The Viper ACR (American Club Racing, for the uninitiated), is essentially a street-legal race car. I actually had a chance to drive one a few months ago at Chrysler's annual "What's New" event at the Chelsea Proving Grounds, right after a regular Viper, in fact. The "base" Viper is itself quite a track star, with the sort of telepathic handling you hear spoken of in the most connected and pure cars (as I mentioned of the Loti). The ACR version, on the other hand, reminds me more of the idea of "precognition" from Minority Report. In my run through the first set of slalom cones with this car, I hit almost every one, since the car had responded even before I realized I wanted to turn. Suffice to say it's a handful when you're first getting acquainted. 

When I first approached Ralph's ACR, I noticed that it was a lot more handsome than some of the others I've seen, especially the red and black version. As a car designer, I suppose he's allowed to customize his with a nice dose a actual taste, the car being all black, with a single dark gray driver-side stripe. In fact, when I entered the car, a plate in the middle of the dash proclaimed that it had been "Handcrafted for Ralph V. Gilles", a fact which instantly nullified the previous thrill I'd enjoyed when he'd noticed my steering wheel's "1236 / 5000" declaration of my car's limited edition nature. This is also probably the reason why I couldn't find a picture of this particular color combo to include in this post. 

We entered the track on the front straight, and the acceleration practically melted my face off. So this is what unrestrained power feels like, eh? On the autocross course I'd probably hit around 50 mph. On that front straight Ralph danced with 150. (In the same stretch my R32 can reach around 110.) With the end of the front straight looming, Gilles stabbed the brakes and I hit the seatbelt. I'm quite glad it happens to be a high-quality seatbelt, since it was the only thing standing between me and an express flight through the windshield. Literally. 

We happened to be running Grattan backwards today (it's usually run clockwise), so there was a hill after this straight. The ACR made such short work of the slope that my ears actually popped. Every time. The g-forces were so extreme that my stomach felt like it was rattling around freely in my torso...but in a good way. I believe Ralph when he says it took hours to clean to the puke of a previous passenger from inside the car. 

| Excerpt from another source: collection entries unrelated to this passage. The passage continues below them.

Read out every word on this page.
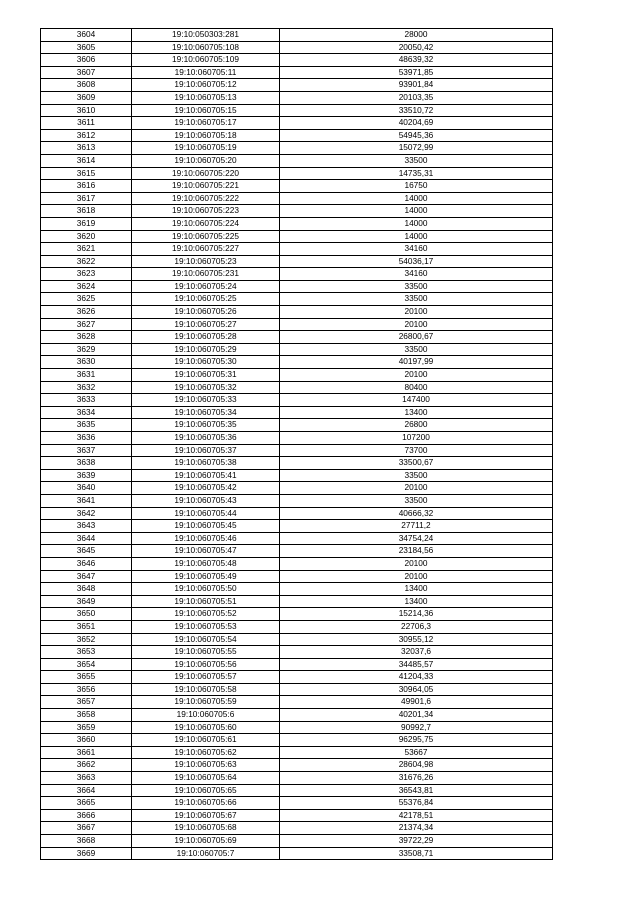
3604	19:10:050303:281	28000
3605	19:10:060705:108	20050,42
3606	19:10:060705:109	48639,32
3607	19:10:060705:11	53971,85
3608	19:10:060705:12	93901,84
3609	19:10:060705:13	20103,35
3610	19:10:060705:15	33510,72
3611	19:10:060705:17	40204,69
3612	19:10:060705:18	54945,36
3613	19:10:060705:19	15072,99
3614	19:10:060705:20	33500
3615	19:10:060705:220	14735,31
3616	19:10:060705:221	16750
3617	19:10:060705:222	14000
3618	19:10:060705:223	14000
3619	19:10:060705:224	14000
3620	19:10:060705:225	14000
3621	19:10:060705:227	34160
3622	19:10:060705:23	54036,17
3623	19:10:060705:231	34160
3624	19:10:060705:24	33500
3625	19:10:060705:25	33500
3626	19:10:060705:26	20100
3627	19:10:060705:27	20100
3628	19:10:060705:28	26800,67
3629	19:10:060705:29	33500
3630	19:10:060705:30	40197,99
3631	19:10:060705:31	20100
3632	19:10:060705:32	80400
3633	19:10:060705:33	147400
3634	19:10:060705:34	13400
3635	19:10:060705:35	26800
3636	19:10:060705:36	107200
3637	19:10:060705:37	73700
3638	19:10:060705:38	33500,67
3639	19:10:060705:41	33500
3640	19:10:060705:42	20100
3641	19:10:060705:43	33500
3642	19:10:060705:44	40666,32
3643	19:10:060705:45	27711,2
3644	19:10:060705:46	34754,24
3645	19:10:060705:47	23184,56
3646	19:10:060705:48	20100
3647	19:10:060705:49	20100
3648	19:10:060705:50	13400
3649	19:10:060705:51	13400
3650	19:10:060705:52	15214,36
3651	19:10:060705:53	22706,3
3652	19:10:060705:54	30955,12
3653	19:10:060705:55	32037,6
3654	19:10:060705:56	34485,57
3655	19:10:060705:57	41204,33
3656	19:10:060705:58	30964,05
3657	19:10:060705:59	49901,6
3658	19:10:060705:6	40201,34
3659	19:10:060705:60	90992,7
3660	19:10:060705:61	96295,75
3661	19:10:060705:62	53667
3662	19:10:060705:63	28604,98
3663	19:10:060705:64	31676,26
3664	19:10:060705:65	36543,81
3665	19:10:060705:66	55376,84
3666	19:10:060705:67	42178,51
3667	19:10:060705:68	21374,34
3668	19:10:060705:69	39722,29
3669	19:10:060705:7	33508,71
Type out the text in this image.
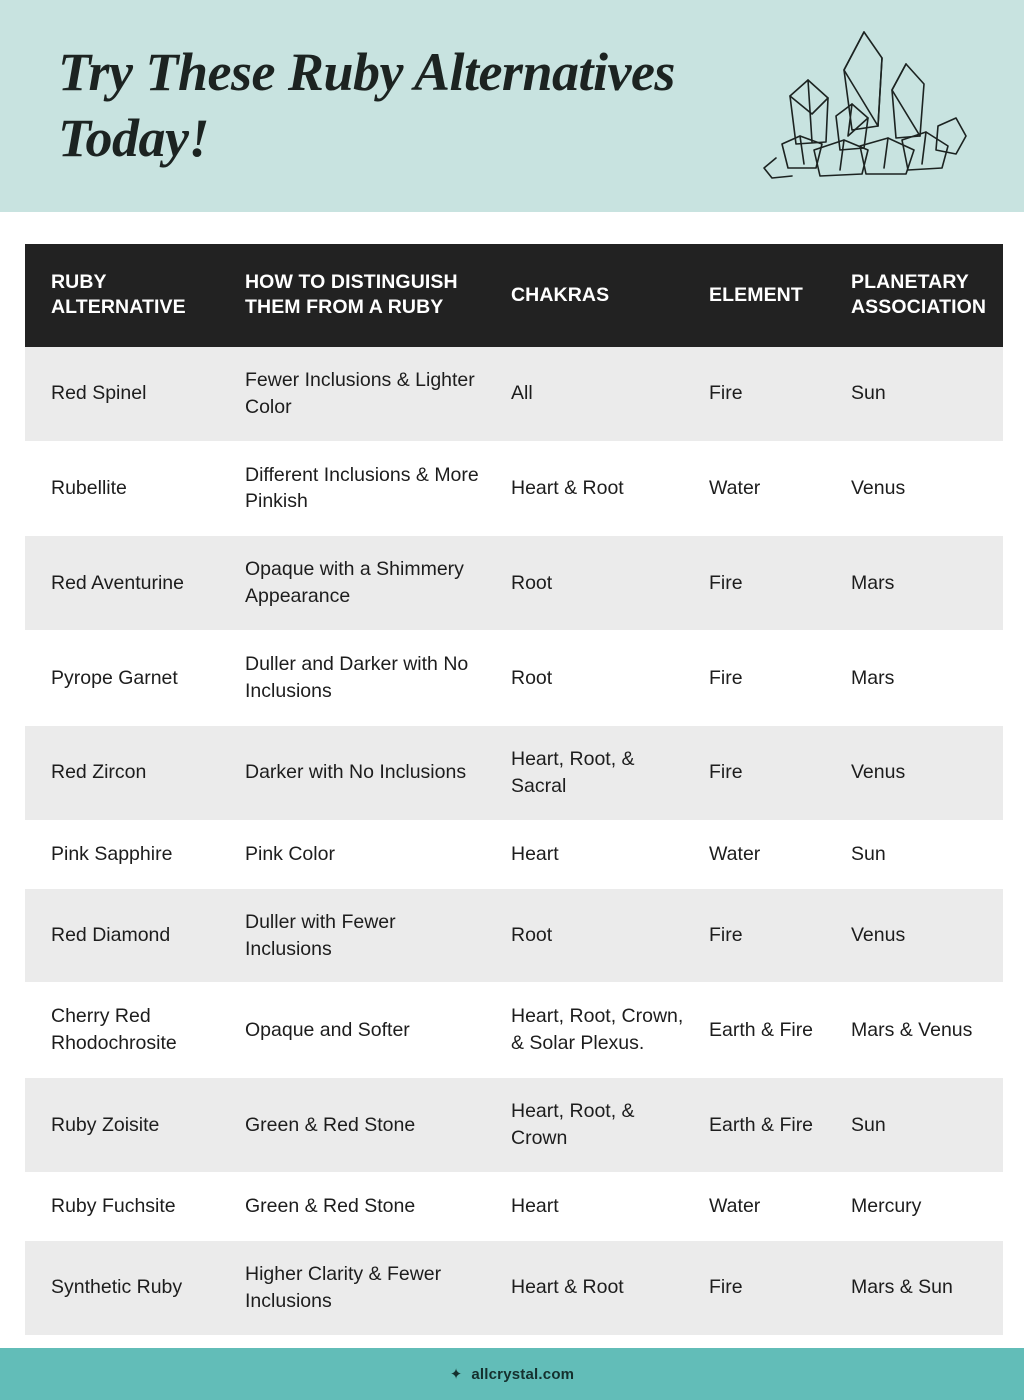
Try These Ruby Alternatives Today!
RUBY ALTERNATIVE	HOW TO DISTINGUISH THEM FROM A RUBY	CHAKRAS	ELEMENT	PLANETARY ASSOCIATION
Red Spinel	Fewer Inclusions & Lighter Color	All	Fire	Sun
Rubellite	Different Inclusions & More Pinkish	Heart & Root	Water	Venus
Red Aventurine	Opaque with a Shimmery Appearance	Root	Fire	Mars
Pyrope Garnet	Duller and Darker with No Inclusions	Root	Fire	Mars
Red Zircon	Darker with No Inclusions	Heart, Root, & Sacral	Fire	Venus
Pink Sapphire	Pink Color	Heart	Water	Sun
Red Diamond	Duller with Fewer Inclusions	Root	Fire	Venus
Cherry Red Rhodochrosite	Opaque and Softer	Heart, Root, Crown, & Solar Plexus.	Earth & Fire	Mars & Venus
Ruby Zoisite	Green & Red Stone	Heart, Root, & Crown	Earth & Fire	Sun
Ruby Fuchsite	Green & Red Stone	Heart	Water	Mercury
Synthetic Ruby	Higher Clarity & Fewer Inclusions	Heart & Root	Fire	Mars & Sun
✦ allcrystal.com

While the car was certainly extreme in its abilities, so was the driver. Having helped to calibrate it, Gilles is clearly familiar with the the ACR's limits, allowing him the confidence to wring the maximum from it. With our 20-minute lapping sessions, the car's slicks were getting slightly greasy towards the end, giving the rear some interesting character. This failed to phase Gilles even the least bit, as he kept his go foot firmly planted long after a driver with less faith would've backed off, easily using steering corrections to get the tail back in line. 

Ralph devoured the track with the ACR, and I had a front-row seat. It was also amusing to watch a Porsche 911 wag its tail all over the track in an effort to get the hell out of his way. I can truly say I bore witness to a master craftsman at work. Thanks, Ralph.